Despite these arguments in favor of overturning the Grutter precedent, the universities in both cases have prevailed in the lower courts, which have ruled in favor of preserving the schools’ admissions programs. To accomplish such a feat, UNC, for its part, has stoutly defended its processes. In response to the allegations, the University noted that they do not use “quotas or formulas, and [they] do not discriminate against any applicant or group,” or require applicants to “disclose their race or ethnicity.” This language indicates that the school’s admissions have sought to carefully tailor their program to adhere to the Grutter precedent, which allows for the use of race as just one small factor in a holistic approach, rather than as a part of an unconstitutional quota system, which has been illegal since Regents v.

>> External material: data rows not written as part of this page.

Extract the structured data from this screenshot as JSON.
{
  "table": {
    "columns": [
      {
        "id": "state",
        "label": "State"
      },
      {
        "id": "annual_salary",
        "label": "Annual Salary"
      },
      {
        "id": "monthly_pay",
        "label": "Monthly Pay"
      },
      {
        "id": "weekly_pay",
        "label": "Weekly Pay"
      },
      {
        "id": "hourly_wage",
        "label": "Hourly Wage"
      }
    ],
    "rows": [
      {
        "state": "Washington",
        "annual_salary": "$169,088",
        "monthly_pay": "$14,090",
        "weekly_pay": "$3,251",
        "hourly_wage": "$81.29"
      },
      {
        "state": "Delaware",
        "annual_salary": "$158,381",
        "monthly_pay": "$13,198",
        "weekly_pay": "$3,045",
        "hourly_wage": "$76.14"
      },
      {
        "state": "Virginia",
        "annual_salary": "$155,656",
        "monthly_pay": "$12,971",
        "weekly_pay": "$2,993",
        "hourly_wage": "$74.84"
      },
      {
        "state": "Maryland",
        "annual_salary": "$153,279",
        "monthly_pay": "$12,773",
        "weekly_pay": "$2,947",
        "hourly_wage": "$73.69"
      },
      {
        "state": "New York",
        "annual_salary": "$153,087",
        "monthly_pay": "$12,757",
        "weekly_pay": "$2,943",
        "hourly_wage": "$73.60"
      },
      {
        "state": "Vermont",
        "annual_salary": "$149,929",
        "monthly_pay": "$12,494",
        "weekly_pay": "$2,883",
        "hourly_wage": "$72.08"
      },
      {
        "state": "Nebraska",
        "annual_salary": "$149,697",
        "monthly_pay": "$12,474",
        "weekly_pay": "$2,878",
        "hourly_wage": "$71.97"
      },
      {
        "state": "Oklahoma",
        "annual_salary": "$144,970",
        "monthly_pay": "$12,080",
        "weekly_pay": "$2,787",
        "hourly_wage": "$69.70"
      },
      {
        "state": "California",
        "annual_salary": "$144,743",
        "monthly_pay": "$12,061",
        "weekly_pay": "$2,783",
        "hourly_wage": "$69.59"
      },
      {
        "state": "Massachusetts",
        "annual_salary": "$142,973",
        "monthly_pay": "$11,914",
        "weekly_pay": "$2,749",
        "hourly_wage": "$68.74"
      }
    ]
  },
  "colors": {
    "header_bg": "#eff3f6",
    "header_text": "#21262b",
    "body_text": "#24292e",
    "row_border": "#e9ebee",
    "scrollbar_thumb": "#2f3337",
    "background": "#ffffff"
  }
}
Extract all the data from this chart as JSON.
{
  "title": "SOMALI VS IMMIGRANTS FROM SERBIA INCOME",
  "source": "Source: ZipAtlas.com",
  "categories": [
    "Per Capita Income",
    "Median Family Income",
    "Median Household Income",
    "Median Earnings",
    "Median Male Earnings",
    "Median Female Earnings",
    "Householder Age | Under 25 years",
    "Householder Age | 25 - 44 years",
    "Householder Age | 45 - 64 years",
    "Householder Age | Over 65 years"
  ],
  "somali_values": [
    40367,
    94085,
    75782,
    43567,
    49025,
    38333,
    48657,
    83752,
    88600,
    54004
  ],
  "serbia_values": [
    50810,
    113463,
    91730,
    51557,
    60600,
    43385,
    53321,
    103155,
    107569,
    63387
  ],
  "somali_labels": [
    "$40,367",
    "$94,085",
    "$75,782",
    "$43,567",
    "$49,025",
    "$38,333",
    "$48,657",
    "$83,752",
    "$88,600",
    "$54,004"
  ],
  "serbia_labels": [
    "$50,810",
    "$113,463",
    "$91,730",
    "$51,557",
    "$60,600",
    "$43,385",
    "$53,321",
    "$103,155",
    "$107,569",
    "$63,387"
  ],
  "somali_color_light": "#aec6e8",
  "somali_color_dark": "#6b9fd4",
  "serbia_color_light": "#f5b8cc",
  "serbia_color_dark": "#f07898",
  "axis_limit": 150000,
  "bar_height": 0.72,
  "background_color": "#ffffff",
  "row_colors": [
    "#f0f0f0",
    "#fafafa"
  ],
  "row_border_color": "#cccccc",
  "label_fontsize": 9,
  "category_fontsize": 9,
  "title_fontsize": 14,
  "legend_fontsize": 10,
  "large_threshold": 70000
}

Bakke (1978). Havard has echoed these same arguments while also adding that “not one page of 100,000 pages of internal Harvard documents reflects any systematic effort to discriminate against Asian-Americans.” Moreover, both universities continue to emphasize the immense benefits — for students and faculty of all races — that are derived from a diverse class, a point which they hope the Supreme Court will continue to recognize as a compelling justification for considering race in the admissions process.


The last validation of affirmative action undertaken by the Supreme Court, Fisher v. Texas (2016), was decided on a slim 4-3 majority. Significantly, this majority included two justices, Ruth Bader Ginsburg and Anthony Kennedy, who have since been replaced by conservative Trump appointees, Brett Kavanaugh and Amy Coney Barrett. With these replacements, the Court is now a 6-3 conservative-liberal split, which is consequential as conservatives are more likely to find affirmative action unconstitutional. It is also a disturbing sign that the Court is taking a case for which the precedent involved was affirmed just six years ago. Yet, while the Court’s decision is still uncertain, Americans’ views regarding using race as a factor in college admissions are not, as 73% of respondents in a 2019 Pew Research poll stated their opposition to the practice. If affirmative action is indeed banned, studies have indicated that there will be a dip in representation for African American and Hispanic students, whose campus representation is already below their share of the general population. These studies, however, only measure racial diversity, which, as SFFA has argued, is not a perfect proxy for the diverse viewpoints sought on university campuses. Ultimately, the country must wait for the resolution, as the Supreme Court is expected to hear this case next term and release a decision in the spring or summer of 2023.